I've noticed that a big part of my code is built around callbacks. Is this considered a "design flaw"? Are there better design patterns that I should follow?
Not at all. In fact, it's a buzzword-level hot design practice: "dependency injection".
I guess you could see the observer pattern as something that could be used akin to callbacks. Have you checked them out?
In the book Pragmatic Programmer, they mention the example of a person waiting to be boarded on a flight. Instead of that person asking the check-in desk constantly whether it's okay for her to go on board (polling), the check-in desk announces publicly to all those interested when the flight is ready.
A pseudocode for this example might look something like this:
class Clerk implements CheckInNotifyer {
BunchOfObservers observers = new Bunch();
public void addObserver(CheckInObserver observer) {
observers.add(observer);
}
private void notifyListeners() {
observers.all.notifyCheckIn(new CheckInEvent());
}
}
class Passenger implements CheckInObserver {
public void notifyCheckIn(CheckInEvent event) {
event.getPlane().board();
}
}
class WaitingArea {
public init() {
Passenger passenger = new Passenger();
Clerk clerk = new Clerk();
clerk.addObserver(passenger);
}
}
Another option that works especially well when you have a number of procedures with callbacks going at once is to use WaitHandles.

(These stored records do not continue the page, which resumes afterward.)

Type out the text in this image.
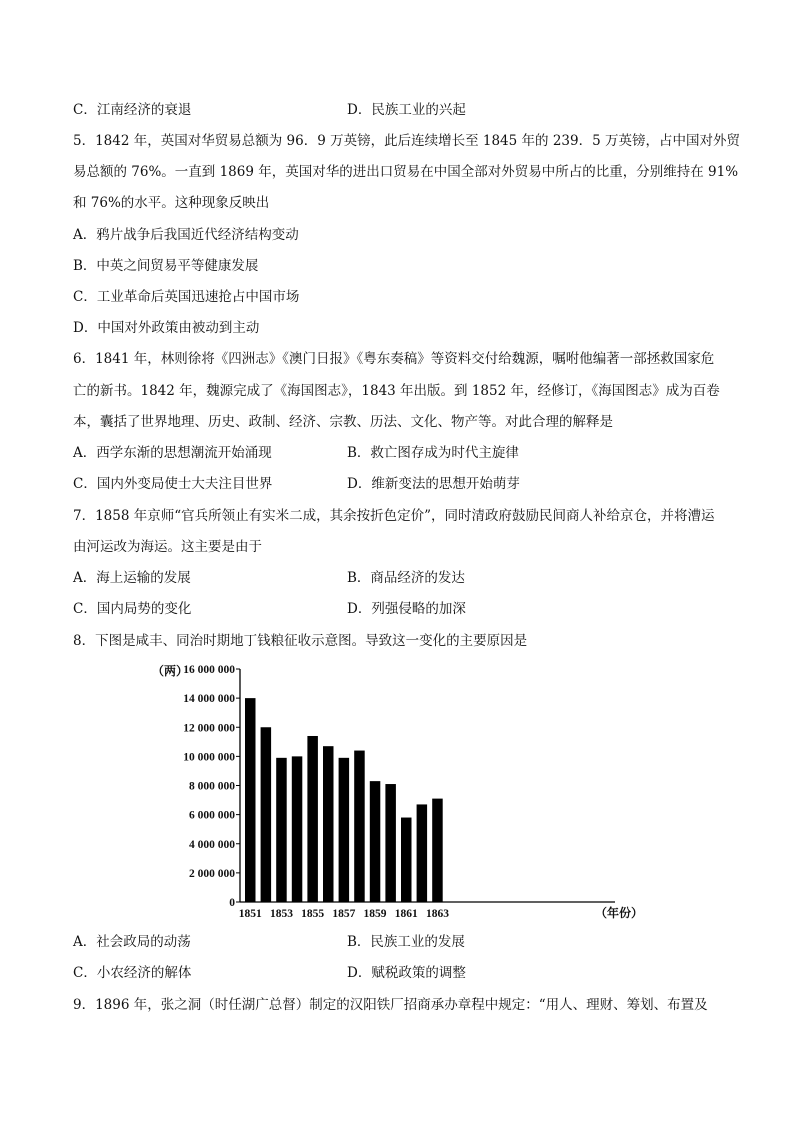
C．江南经济的衰退	D．民族工业的兴起
5．1842 年，英国对华贸易总额为 96．9 万英镑，此后连续增长至 1845 年的 239．5 万英镑，占中国对外贸
易总额的 76%。一直到 1869 年，英国对华的进出口贸易在中国全部对外贸易中所占的比重，分别维持在 91%
和 76%的水平。这种现象反映出
A．鸦片战争后我国近代经济结构变动
B．中英之间贸易平等健康发展
C．工业革命后英国迅速抢占中国市场
D．中国对外政策由被动到主动
6．1841 年，林则徐将《四洲志》《澳门日报》《粤东奏稿》等资料交付给魏源，嘱咐他编著一部拯救国家危
亡的新书。1842 年，魏源完成了《海国图志》，1843 年出版。到 1852 年，经修订，《海国图志》成为百卷
本，囊括了世界地理、历史、政制、经济、宗教、历法、文化、物产等。对此合理的解释是
A．西学东渐的思想潮流开始涌现	B．救亡图存成为时代主旋律
C．国内外变局使士大夫注目世界	D．维新变法的思想开始萌芽
7．1858 年京师“官兵所领止有实米二成，其余按折色定价”，同时清政府鼓励民间商人补给京仓，并将漕运
由河运改为海运。这主要是由于
A．海上运输的发展	B．商品经济的发达
C．国内局势的变化	D．列强侵略的加深
8．下图是咸丰、同治时期地丁钱粮征收示意图。导致这一变化的主要原因是
0
2 000 000
4 000 000
6 000 000
8 000 000
10 000 000
12 000 000
14 000 000
16 000 000
1851 1853 1855 1857 1859 1861 1863
（两）
（年份）
A．社会政局的动荡	B．民族工业的发展
C．小农经济的解体	D．赋税政策的调整
9．1896 年，张之洞（时任湖广总督）制定的汉阳铁厂招商承办章程中规定：“用人、理财、筹划、布置及
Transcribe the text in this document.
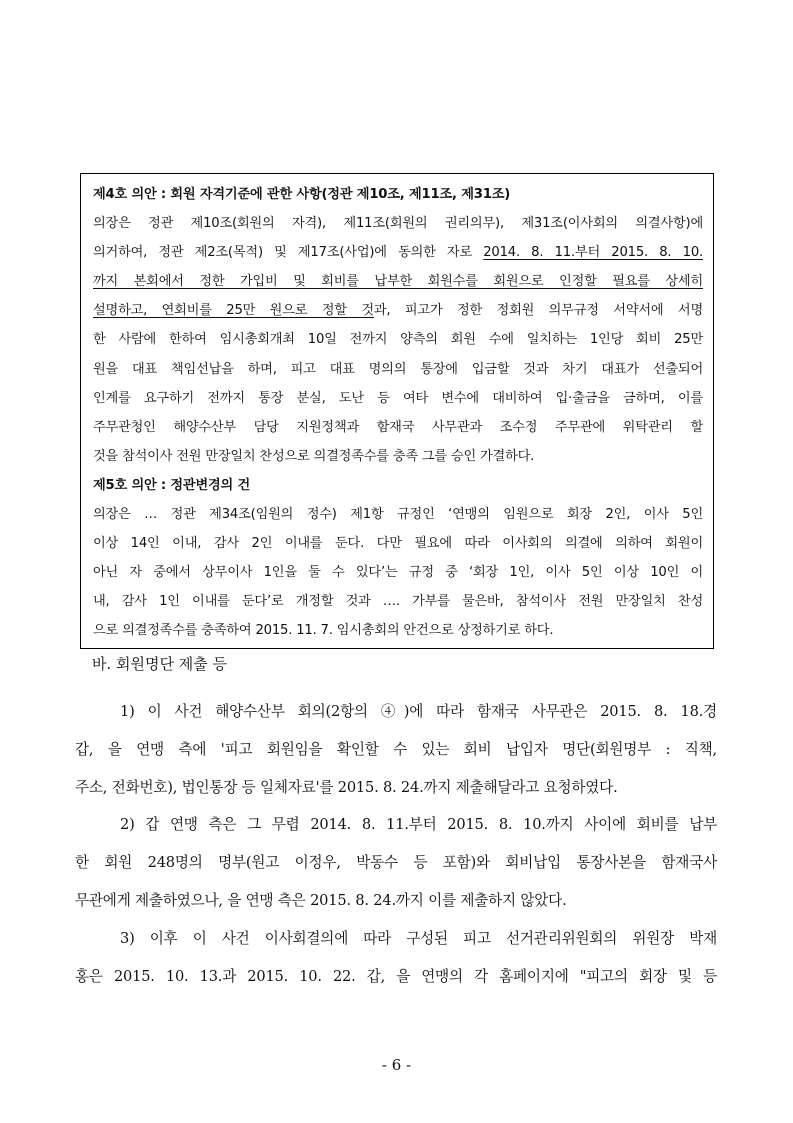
제4호 의안 : 회원 자격기준에 관한 사항(정관 제10조, 제11조, 제31조)

의장은 정관 제10조(회원의 자격), 제11조(회원의 권리의무), 제31조(이사회의 의결사항)에

의거하여, 정관 제2조(목적) 및 제17조(사업)에 동의한 자로 2014. 8. 11.부터 2015. 8. 10.

까지 본회에서 정한 가입비 및 회비를 납부한 회원수를 회원으로 인정할 필요를 상세히

설명하고, 연회비를 25만 원으로 정할 것과, 피고가 정한 정회원 의무규정 서약서에 서명

한 사람에 한하여 임시총회개최 10일 전까지 양측의 회원 수에 일치하는 1인당 회비 25만

원을 대표 책임선납을 하며, 피고 대표 명의의 통장에 입금할 것과 차기 대표가 선출되어

인계를 요구하기 전까지 통장 분실, 도난 등 여타 변수에 대비하여 입·출금을 금하며, 이를

주무관청인 해양수산부 담당 지원정책과 함재국 사무관과 조수정 주무관에 위탁관리 할

것을 참석이사 전원 만장일치 찬성으로 의결정족수를 충족 그를 승인 가결하다.

제5호 의안 : 정관변경의 건

의장은 … 정관 제34조(임원의 정수) 제1항 규정인 ‘연맹의 임원으로 회장 2인, 이사 5인

이상 14인 이내, 감사 2인 이내를 둔다. 다만 필요에 따라 이사회의 의결에 의하여 회원이

아닌 자 중에서 상무이사 1인을 둘 수 있다’는 규정 중 ‘회장 1인, 이사 5인 이상 10인 이

내, 감사 1인 이내를 둔다’로 개정할 것과 …. 가부를 물은바, 참석이사 전원 만장일치 찬성

으로 의결정족수를 충족하여 2015. 11. 7. 임시총회의 안건으로 상정하기로 하다.

바. 회원명단 제출 등

1) 이 사건 해양수산부 회의(2항의 ④)에 따라 함재국 사무관은 2015. 8. 18.경

갑, 을 연맹 측에 '피고 회원임을 확인할 수 있는 회비 납입자 명단(회원명부 : 직책,

주소, 전화번호), 법인통장 등 일체자료'를 2015. 8. 24.까지 제출해달라고 요청하였다.

2) 갑 연맹 측은 그 무렵 2014. 8. 11.부터 2015. 8. 10.까지 사이에 회비를 납부

한 회원 248명의 명부(원고 이정우, 박동수 등 포함)와 회비납입 통장사본을 함재국사

무관에게 제출하였으나, 을 연맹 측은 2015. 8. 24.까지 이를 제출하지 않았다.

3) 이후 이 사건 이사회결의에 따라 구성된 피고 선거관리위원회의 위원장 박재

홍은 2015. 10. 13.과 2015. 10. 22. 갑, 을 연맹의 각 홈페이지에 "피고의 회장 및 등

- 6 -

it's not bad, it's just the only way to do functional programming in non-functional languages.
It depends. For Javascript, I prefer the observer pattern for anything that can actually be aware of a fired event - mainly because you can register and manage multiple observers. But for something like an AJAX call, wrapping it in a closure and including the callback method seems like the cleanest approach.
In an object oriented language I find polymorphism a much 'cleaner' (no casting and no messy function type declarations) and a more object oriented method (deriving from an interface) to achieve the functionallity provided by callbacks.